Lens-like effects: You can apply ‘Gaussian blur’ using the layer masking outlined above which will make the selected areas appear soft-focused, as if you had used a large-aperture lens. With ‘Curves’ you can make your corners darker than the center, duplicating the lens effect called vignetting. Technically, vignetting is considered a lens dysfunction, but subjectively it can add an extra feeling to your photo, creating a sort of frame that will have a ‘sucking’ effect, drawing more attention into the center of your photo. You can also just lower the contrast and/or color-saturation around your main subject, helping to separate it from the background clutter. Be creative with the many options offered!
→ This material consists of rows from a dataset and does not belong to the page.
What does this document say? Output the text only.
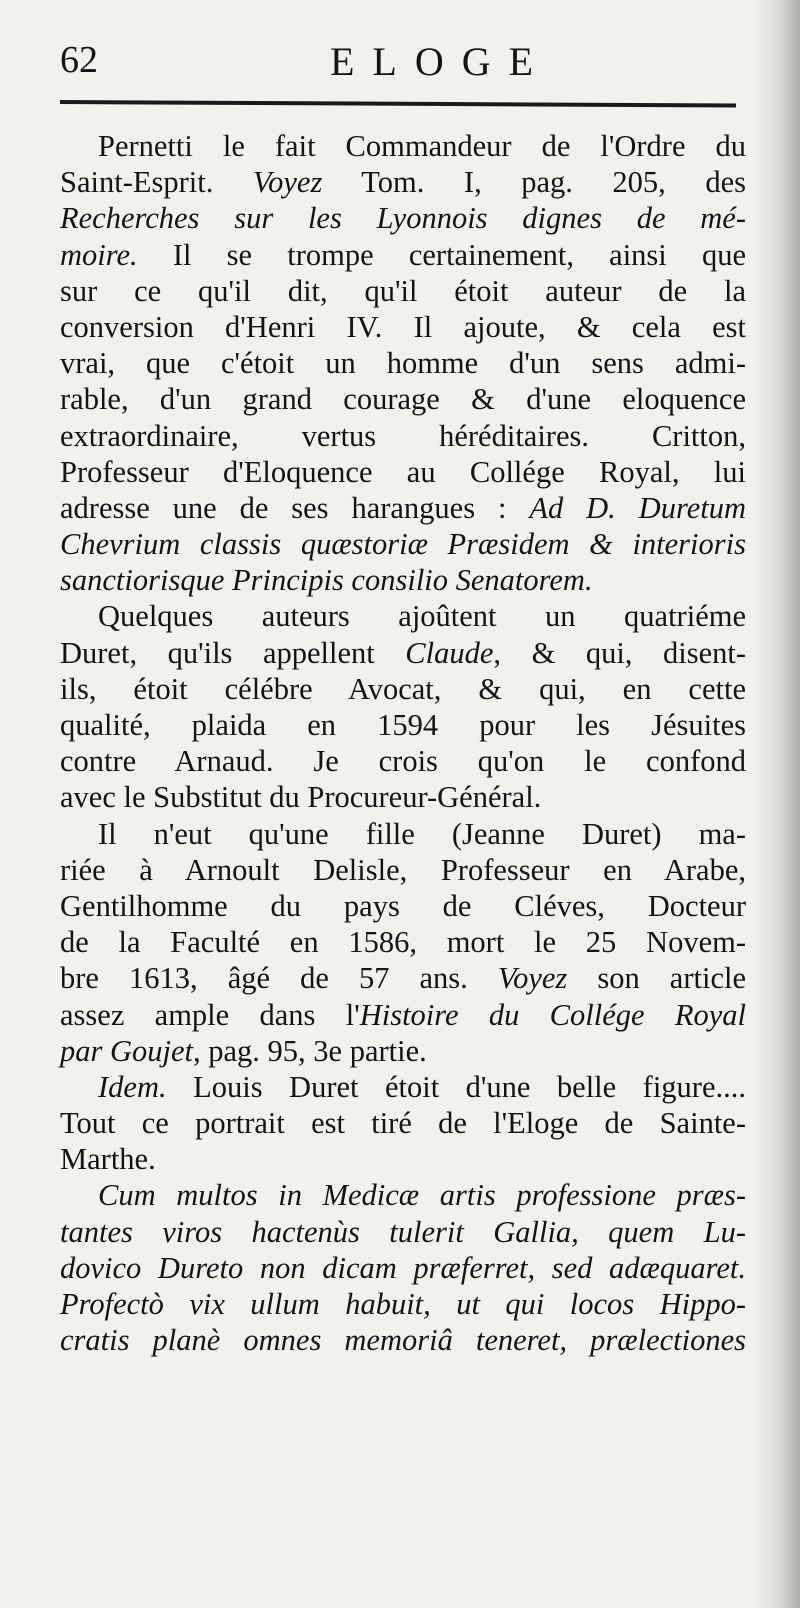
62	ELOGE
Pernetti le fait Commandeur de l'Ordre du
Saint-Esprit. Voyez Tom. I, pag. 205, des
Recherches sur les Lyonnois dignes de mé-
moire. Il se trompe certainement, ainsi que
sur ce qu'il dit, qu'il étoit auteur de la
conversion d'Henri IV. Il ajoute, & cela est
vrai, que c'étoit un homme d'un sens admi-
rable, d'un grand courage & d'une eloquence
extraordinaire, vertus héréditaires. Critton,
Professeur d'Eloquence au Collége Royal, lui
adresse une de ses harangues : Ad D. Duretum
Chevrium classis quæstoriæ Præsidem & interioris
sanctiorisque Principis consilio Senatorem.
Quelques auteurs ajoûtent un quatriéme
Duret, qu'ils appellent Claude, & qui, disent-
ils, étoit célébre Avocat, & qui, en cette
qualité, plaida en 1594 pour les Jésuites
contre Arnaud. Je crois qu'on le confond
avec le Substitut du Procureur-Général.
Il n'eut qu'une fille (Jeanne Duret) ma-
riée à Arnoult Delisle, Professeur en Arabe,
Gentilhomme du pays de Cléves, Docteur
de la Faculté en 1586, mort le 25 Novem-
bre 1613, âgé de 57 ans. Voyez son article
assez ample dans l'Histoire du Collége Royal
par Goujet, pag. 95, 3e partie.
Idem. Louis Duret étoit d'une belle figure....
Tout ce portrait est tiré de l'Eloge de Sainte-
Marthe.
Cum multos in Medicæ artis professione præs-
tantes viros hactenùs tulerit Gallia, quem Lu-
dovico Dureto non dicam præferret, sed adæquaret.
Profectò vix ullum habuit, ut qui locos Hippo-
cratis planè omnes memoriâ teneret, prælectiones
Soft glow effect: Great for creating a ‘romantic’ look for portraits. Follow these steps:

1. Duplicate layer.

3. Play around with the blend modes and opacity till you get what you want:

3. Adjust the blend modes and opacity till you get what you want:

‘Lighten’ or ‘Screen’ blends lightens the image instead. Good for adding high key or highlight glows.

‘Soft Light’ and ‘Overlay’ adds contrast and saturation. Especially useful for landscapes and still life photos.
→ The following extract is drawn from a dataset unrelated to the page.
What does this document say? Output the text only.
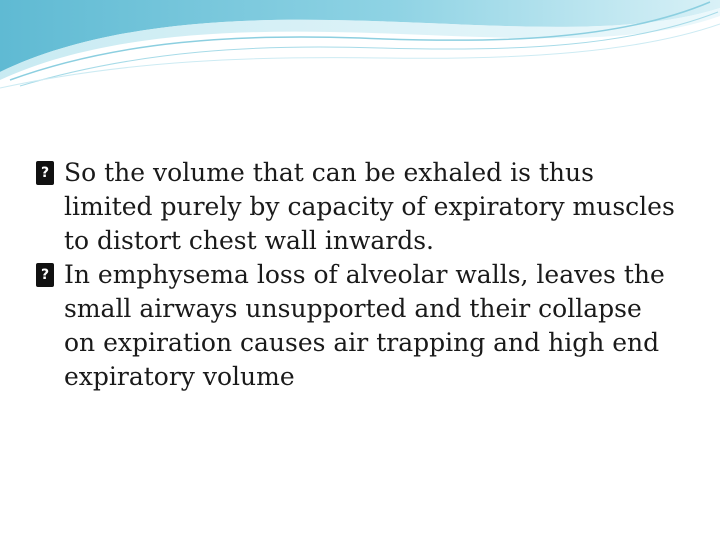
?
So the volume that can be exhaled is thus limited purely by capacity of expiratory muscles to distort chest wall inwards.
?
In emphysema loss of alveolar walls, leaves the small airways unsupported and their collapse on expiration causes air trapping and high end expiratory volume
Black-and-white-ish: Creates a metallic black-and-white’ish look, great for for documentary work and subdued portraits, and is achieved by setting the contrast high (curves) and color saturation low.

Black-and-white-ish: By setting the contrast high (curves) and color saturation low, you create a metallic black and white’ish look many times seen in documentaries and subdues portraits. Do this through Photoshop’s ‘layers’ to be able to most accurately adjust your setting in place.

One example: To give your image a cool green-blue color tone, first create two duplicate layers. Use ‘Edit > Fill’ to make the first one green and the second one blue. Set opacities to 30 and 60% respectively and select the ‘Multiply’ blending mode for the top (blue) layer. Adjust levels to get it exactly like you want. Also try adding a soft glow, as described above.

One example: To give your image a warm reddish-orange color tone make two duplicate layers first. Use ‘Edit > Fill’ to make the first one red and the second one orange. Set opacities to 30 and 60% respectively and select the ‘Multiply’ blending mode for the top (orange) layer. Tweak it in place to get it precisely as you want. Also try adding a soft glow, as explained above.

Using any of the above mentioned effects can improve your photos and make them really eye-catching. However, learning when to use them and when not to use them is just as important as learning how to use them. When to use special effects in your photos is a matter of personal taste and judgement. Use it, but don’t overdo it. Often, less is more.